(Tal como os prometimos, algún día os explicaríamos el origen del mal de Mariano W. Wilkinson. Pues bieno, no sólo hemos conseguido esa explicación, sino que merced a durísimas negociaciones y un pastizal, hemos logrado que sea el propio Mariano W. Wilkinson quien nos narre, en primera persona, el origen del mal. Todo nos parece poco para nuestros amados lectores).
El origen del mal, por Mariano W. Wilkinson
Yo era un niño normal hasta que a los diez minutos de iniciada mi vida una señorita con un uniforme blanco y con una mascarilla que hacía su cara irreconocible cogió el cordón umbilical que me unía a mi mamá y ¡lo cortó! ¡Lo cortó la muy p...!
¿Por qué me hizo eso? ¿Qué le molestaba a ella mi cordón umbilical?
Desde aquel momento desarrollé un odio desaforado por todos los uniformes, las mascarillas y las personas que se visten con ellos.
Mi padre se llamaba Zebulón Wilkinson y era mormón militante. Nos abandonó a mi mamá y a mi cuando yo tenía quince días. No le gustaba mi aliento, eso dijo mi madre que dejó escrito en una nota, pero yo creo que sólo era una excusa mala.
Quizás como rechazo al abandono de mi padre, yo nunca fui muy religioso, aunque accedí a las exigencias de mi mamá de apuntarme a catequesis para hacer la primera comunión porque ella me prometió muchos regalos. Claro que un libro de nácar titulado "El día más feliz de mi vida" no era lo que yo entendía por muchos regalos. De resultas de esa traumática experiencia desarrollé un odio desaforado por todo lo relacionado con la religión, los libros de nácar y mi mamá. Si bien el odio por mi mamá lo desarrollé en una complicada psicopatía con mezcla de neurosis, psicosis, depresión, esquizofrenia y afición/odio a los toros. A veces odiaba a mi madre, a veces me odiaba a mi mismo, a veces odiaba a Manolete y a veces odiaba a Islero.
Cuando cumplí quince años, maté a mi psicólogo. Hice que pareciera un accidente, claro. No le gustaban los toros. A mi tampoco. Bueno, a veces sí. A veces sí me gustaban. Otras veces me gustaban los toreros. Pero a mi psicoanalista no le gustaban ni los toros ni los toreros.
Pero yo creo que el momento crucial a partir del cual decidí que tenía que ser un malvado vocacional tuvo lugar cuando yo iba al instituto. Yo era un joven tímido, introvertido, granujiento y también algo sádico en la intimidad.
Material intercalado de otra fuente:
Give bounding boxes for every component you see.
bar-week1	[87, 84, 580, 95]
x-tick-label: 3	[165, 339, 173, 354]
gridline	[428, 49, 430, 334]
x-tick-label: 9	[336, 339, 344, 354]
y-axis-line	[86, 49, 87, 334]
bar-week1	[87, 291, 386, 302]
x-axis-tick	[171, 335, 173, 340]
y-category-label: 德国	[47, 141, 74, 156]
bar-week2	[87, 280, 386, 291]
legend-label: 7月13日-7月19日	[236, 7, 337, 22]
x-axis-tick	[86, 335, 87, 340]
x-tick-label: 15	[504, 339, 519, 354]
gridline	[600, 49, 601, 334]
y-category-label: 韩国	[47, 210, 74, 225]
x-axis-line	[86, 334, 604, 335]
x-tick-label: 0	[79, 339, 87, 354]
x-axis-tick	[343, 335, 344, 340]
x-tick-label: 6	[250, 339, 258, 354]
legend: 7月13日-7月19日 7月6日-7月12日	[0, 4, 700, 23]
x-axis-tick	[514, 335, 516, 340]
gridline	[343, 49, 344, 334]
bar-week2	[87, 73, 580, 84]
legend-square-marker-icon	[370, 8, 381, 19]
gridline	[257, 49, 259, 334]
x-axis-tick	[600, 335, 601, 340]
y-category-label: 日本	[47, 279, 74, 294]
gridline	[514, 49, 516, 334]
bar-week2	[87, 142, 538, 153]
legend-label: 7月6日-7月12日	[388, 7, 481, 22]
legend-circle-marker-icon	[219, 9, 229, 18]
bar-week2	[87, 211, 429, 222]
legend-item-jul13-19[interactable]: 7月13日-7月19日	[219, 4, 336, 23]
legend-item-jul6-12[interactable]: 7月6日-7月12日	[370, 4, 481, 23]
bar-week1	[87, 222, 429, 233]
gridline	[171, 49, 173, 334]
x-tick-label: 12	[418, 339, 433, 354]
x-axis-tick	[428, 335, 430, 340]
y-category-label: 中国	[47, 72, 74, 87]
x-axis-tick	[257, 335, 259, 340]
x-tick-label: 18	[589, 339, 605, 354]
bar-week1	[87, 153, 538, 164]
Pero era un alumno aplicado y silencioso, así que el tutor de mi curso me encomendó la importantísima tarea de guardar el borrador todas las tardes, cuando terminaban las clases. Aquellos que no hayan cursado sus estudios de enseñanza media en el Sorolla se extrañarán de que un alumno tuviera que encargarse del recaudo de los borradores. Tendré que explicarles, pues, que era costumbre entre el alumnado más rebelde robar los borradores de las clases vecinas, como si se tratase de un botín de guerra. La gracia no estaba en llevarse los borradores a casa, sino en encontrar escondites lo suficientemente buenos como para conservar el material sin riesgo a perderlo. De todas formas, el instituto proporcionaba borradores extra cada final de mes, puesto que era muy complicado que el guardián del borrador conservase el suyo todo un mes. Habían expediciones de saqueo al terminar las clases y los bárbaros exhibían sin pudor sus trofeos cuando caía la tarde en los campos de deporte.
Pues bien, en todo el curso en el que me fue encomendada la sacrosanta misión de guardar el borrador de mi clase no sólo no se me robó ninguno, sino que, sin necesidad de participar en las expediciones de mis compañeros, llegué al final del curso con nueve borradores en mi depósito secreto. Eso es lo más cerca que estuve de la gloria en toda mi época de estudiante.
Pero todo se fue a la mierda cuando el último día antes de que se acabara el curso, fui sorprendido en la contemplación de mi tesoro por una horda de salvajes que me dejaron sin un solo borrador, además de enharinarme y tirarme cuatro o cinco globos llenos de agua. Ese desagradable incidente, unido a las palizas recibidas todos y cada uno de los días del curso escolar al salir de clase (incluido ese último día), fue la gota que colmó el vaso.
Decidí que el mundo no se merecía seguir existiendo.
Al día siguiente, al salir del empleo de dependiente que me consiguió mi mamá en la Pajarería El Mirlo Feliz de mi tía Paquita (empleo que ya nunca abandoné), empecé a hurdir los planes para destruir el mundo.